Google: The Next MSN?

Is Google going to be the next MSN? I would like to apologize for my lack of a witty title here…when Microsoft is involved, my brain kind of shuts down.

If you’re one of the rare, rare people who actually thinks MSN is a thing as fine as a newly-discovered Fawlty Towers episode, let me explain to you that most people, or should I say most NORMAL people whose knuckles don’t bleed when they walk, really hate MSN. Not only is the engine a right piece of crap, but the company itself seems to be so seriously annoying that it’s in danger of being sued constantly over something ridiculous. Honestly, I have trouble listening to Brian Eno and Robert Fripp now that it’s been made abundantly and painfully public that they had something to do with the startup sounds…I can’t keep talking about that or I’ll sob again though.

Microsoft was investigated for antitrust violations as you all know, settling in 2002 with promises to stop being so damned overbearing with all of their products and to help their competitors write software that would run properly on the Windows systems. This period of altruism is supposed to expire this November, but there are already talks of it being extended due to Vista’s possible issues.

Consumer groups are already requesting that the Federal Trade Commission review Google’s proposed purchase of the internet advertising company DoubleClick. Just as was the case with Microsoft, European regulators plan to follow up the American probes with their own. That sounds stangely dirty. Lauren Weinstein, the co-founder of People for Internet Responsibility, is quoted in the San Jose Mercury News as saying “Just as concerns about Microsoft gradually increased until they reached critical mass, I think that is starting to happen with Google…We are starting to approach a tipping point in all this, where the risks to Google are becoming greater and greater.”

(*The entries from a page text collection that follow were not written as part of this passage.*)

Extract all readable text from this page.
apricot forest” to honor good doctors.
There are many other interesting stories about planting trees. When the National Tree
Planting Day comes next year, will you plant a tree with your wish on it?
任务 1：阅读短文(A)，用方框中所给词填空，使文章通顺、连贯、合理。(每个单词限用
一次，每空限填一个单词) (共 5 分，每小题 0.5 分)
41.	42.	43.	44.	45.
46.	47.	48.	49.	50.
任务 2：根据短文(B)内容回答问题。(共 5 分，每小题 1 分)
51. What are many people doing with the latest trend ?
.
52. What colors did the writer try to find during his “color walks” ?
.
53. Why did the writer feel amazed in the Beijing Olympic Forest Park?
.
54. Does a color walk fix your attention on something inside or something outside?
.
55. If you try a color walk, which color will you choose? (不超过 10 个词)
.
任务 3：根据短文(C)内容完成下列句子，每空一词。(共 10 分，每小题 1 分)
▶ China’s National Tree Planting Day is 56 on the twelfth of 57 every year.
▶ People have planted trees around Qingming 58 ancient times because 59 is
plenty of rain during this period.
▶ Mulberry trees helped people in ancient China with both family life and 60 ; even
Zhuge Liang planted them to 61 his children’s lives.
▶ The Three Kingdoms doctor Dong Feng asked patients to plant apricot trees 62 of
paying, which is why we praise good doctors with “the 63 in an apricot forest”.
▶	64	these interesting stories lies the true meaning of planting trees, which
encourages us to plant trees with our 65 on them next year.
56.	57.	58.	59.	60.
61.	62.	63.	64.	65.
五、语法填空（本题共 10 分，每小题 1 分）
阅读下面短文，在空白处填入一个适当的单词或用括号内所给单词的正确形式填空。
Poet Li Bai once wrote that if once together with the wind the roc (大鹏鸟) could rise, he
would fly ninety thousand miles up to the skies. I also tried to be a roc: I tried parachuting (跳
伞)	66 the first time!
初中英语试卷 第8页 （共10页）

The antitrust bit is just one problematic angle with Google, however. They are simply everywhere, and they’re expanding faster than a redneck at a Golden Corral buffet. Lots of people don’t really feel all warm and toasty about Google any more. Just the other day as my husband and I were walking up the street, he was harrassed due to his Google t-shirt. I didn’t mean to be so rude to him but I couldn’t help myself. Ok that’s a joke–one of our neighbors simply lacks class and began yelling “yahoo!” at us. We ran like hell as groups of dirty schoolkids threw rotten eggs at us. OK that didn’t happen but you get the point I hope. Anti-Google sentiment is growing.

From what I’ve gathered, the San Jose conference was rife with Google complaints. This says to me that it’s not simply my own dislike of anything popular that causes me to become somewhat enraged at the fact that, to do well online, Google is usually what matters. When they change their algorithm, even if it’s going to cause the loss of rankings in another engine, most of us still adhere to what Google wants and we make the changes. We use their analytics software because it’s free. We pay tons of money for paid ads in AdWords, and we use Google as our default engine to the extent that some of us (not me of course) get so into PageRank that, when it goes up 1 point, we throw a celebratory riverside hootenanny. We love it and we hate it. I don’t know of anyone who ever really loved Microsoft, but just like Google, they were on top and they had to pay for it. It looks like Google could be heading down the same path.

Google has always been renowned for their “free” services, from analytics to email. They also tend to have really good products, to their credit. Their stock has performed at an insanely high level, and they are now a legitimate verb. That is pretty impressive. I understand how they invade my privacy and the privacy of everyone else, though. While I am concerned about it, it’s well-known that I have a thing for Adam Ant and kneehigh leather boots so I’m not too embarrassed that they have that information. I would just really love to see an alternative pop up soon, not only to give Google the competition that they need to continue to better themselves, but to give us something different that’s worth our time. Yahoo and MSN really aren’t doing that, unfortunately.